Losing a Loved One: Should I Hold a Public Viewing?
When a loved one dies, there are many different considerations that go into funeral planning. Cremation or burial? Which cemetery to choose? What kind of casket? Who should oversee the funeral? When should we hold it?
If you do end up choosing burial, then you will also need to decide whether or not you want to hold a public viewing of the deceased. The practice of a public viewing, once the most common way to memorialize a loved one, is no longer universally done. Many modern families prefer a closed-casket approach or forgo having the body present at all in order to hold a memorial service at a more convenient time.
What is a Public Viewing?
During a public viewing, the body of the deceased (which will usually have been embalmed and cosmetically prepared by the funeral home) is put on display inside the casket. The casket is then put out so that family, friends, and community members can come say their final goodbyes. In some cases, this viewing takes place the day before a funeral during a special visitation time; for most families, it occurs right before the funeral itself.
Why Do People Hold Public Viewings?
In the past, public viewings were simply part of the funeral process.

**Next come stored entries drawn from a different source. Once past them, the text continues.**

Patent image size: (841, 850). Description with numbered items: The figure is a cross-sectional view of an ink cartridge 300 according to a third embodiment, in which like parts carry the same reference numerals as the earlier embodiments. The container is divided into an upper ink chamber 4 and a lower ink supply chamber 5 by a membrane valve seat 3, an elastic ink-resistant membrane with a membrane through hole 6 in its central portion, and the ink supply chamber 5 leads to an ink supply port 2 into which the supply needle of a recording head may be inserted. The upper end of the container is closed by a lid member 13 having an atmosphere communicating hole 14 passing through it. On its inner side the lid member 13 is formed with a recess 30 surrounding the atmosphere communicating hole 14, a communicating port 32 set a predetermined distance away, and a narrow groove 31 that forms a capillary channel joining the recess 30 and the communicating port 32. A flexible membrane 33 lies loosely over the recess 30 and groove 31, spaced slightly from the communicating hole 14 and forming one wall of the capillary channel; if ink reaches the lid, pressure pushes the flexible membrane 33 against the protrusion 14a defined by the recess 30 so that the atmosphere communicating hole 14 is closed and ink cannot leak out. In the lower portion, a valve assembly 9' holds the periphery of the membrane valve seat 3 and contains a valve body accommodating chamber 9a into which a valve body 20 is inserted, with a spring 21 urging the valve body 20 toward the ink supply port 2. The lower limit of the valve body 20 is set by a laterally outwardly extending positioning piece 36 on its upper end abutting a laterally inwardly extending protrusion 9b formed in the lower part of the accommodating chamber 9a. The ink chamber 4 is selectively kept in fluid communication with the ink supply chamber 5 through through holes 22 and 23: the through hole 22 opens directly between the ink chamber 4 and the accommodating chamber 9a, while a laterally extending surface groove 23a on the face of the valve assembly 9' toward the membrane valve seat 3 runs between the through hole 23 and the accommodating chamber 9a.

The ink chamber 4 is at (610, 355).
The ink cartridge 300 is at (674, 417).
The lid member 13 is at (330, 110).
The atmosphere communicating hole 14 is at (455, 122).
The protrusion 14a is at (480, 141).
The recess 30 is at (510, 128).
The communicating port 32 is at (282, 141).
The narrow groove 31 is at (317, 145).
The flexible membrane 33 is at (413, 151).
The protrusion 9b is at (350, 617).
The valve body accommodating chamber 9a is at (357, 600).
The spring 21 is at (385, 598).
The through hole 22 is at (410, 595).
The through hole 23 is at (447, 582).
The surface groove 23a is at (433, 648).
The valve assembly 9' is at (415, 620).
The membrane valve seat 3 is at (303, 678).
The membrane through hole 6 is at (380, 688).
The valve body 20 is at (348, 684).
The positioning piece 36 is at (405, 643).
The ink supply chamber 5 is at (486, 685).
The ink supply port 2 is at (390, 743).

Because most people were buried from their homes rather than through a funeral home, it made sense that the body would be laid out (usually in a parlor or other room) until it was time for burial. Visiting the family included visiting the deceased.
In our modern age, public viewings are a more conscious choice. In most cases, they are done to provide an element of closure. It can be difficult to say goodbye to a loved one—especially someone you were very close to—without actually seeing the body one last time. A public viewing provides a safe space for this to happen. This is also an opportunity for people to place items into the casket to be buried with the deceased.
When Should I Not Hold a Public Viewing?
Certain types of death make a public viewing more difficult, as there is only so much work that can be done to make a body presentable to the public. Traumatic deaths might require that the casket be at least partially closed or for no viewing to be held at all. This does not mean you cannot embalm the body or have your own private moment to say goodbye—just that you might not want to invite others to share in this process.
Public viewings also come with extra costs. Because the body will have to be embalmed, dressed, and prepared, the funeral home will charge for these services. So too may they charge for the extra use of their rooms or for coordinating the viewing before the funeral.
Is a Public Viewing Right for My Family?
The most important question to ask yourself is what the deceased would have wanted. Once you take their wishes into account, consider the additional costs, who would attend the viewing, the emotional toll the viewing will have on the family, and whether or not it is culturally relevant to your way of life.
You should also talk with your funeral director to get a better idea of the specifics. They may have thoughts or ideas about how you can make a viewing special—or about alternatives that will provide the closure you need in a different way.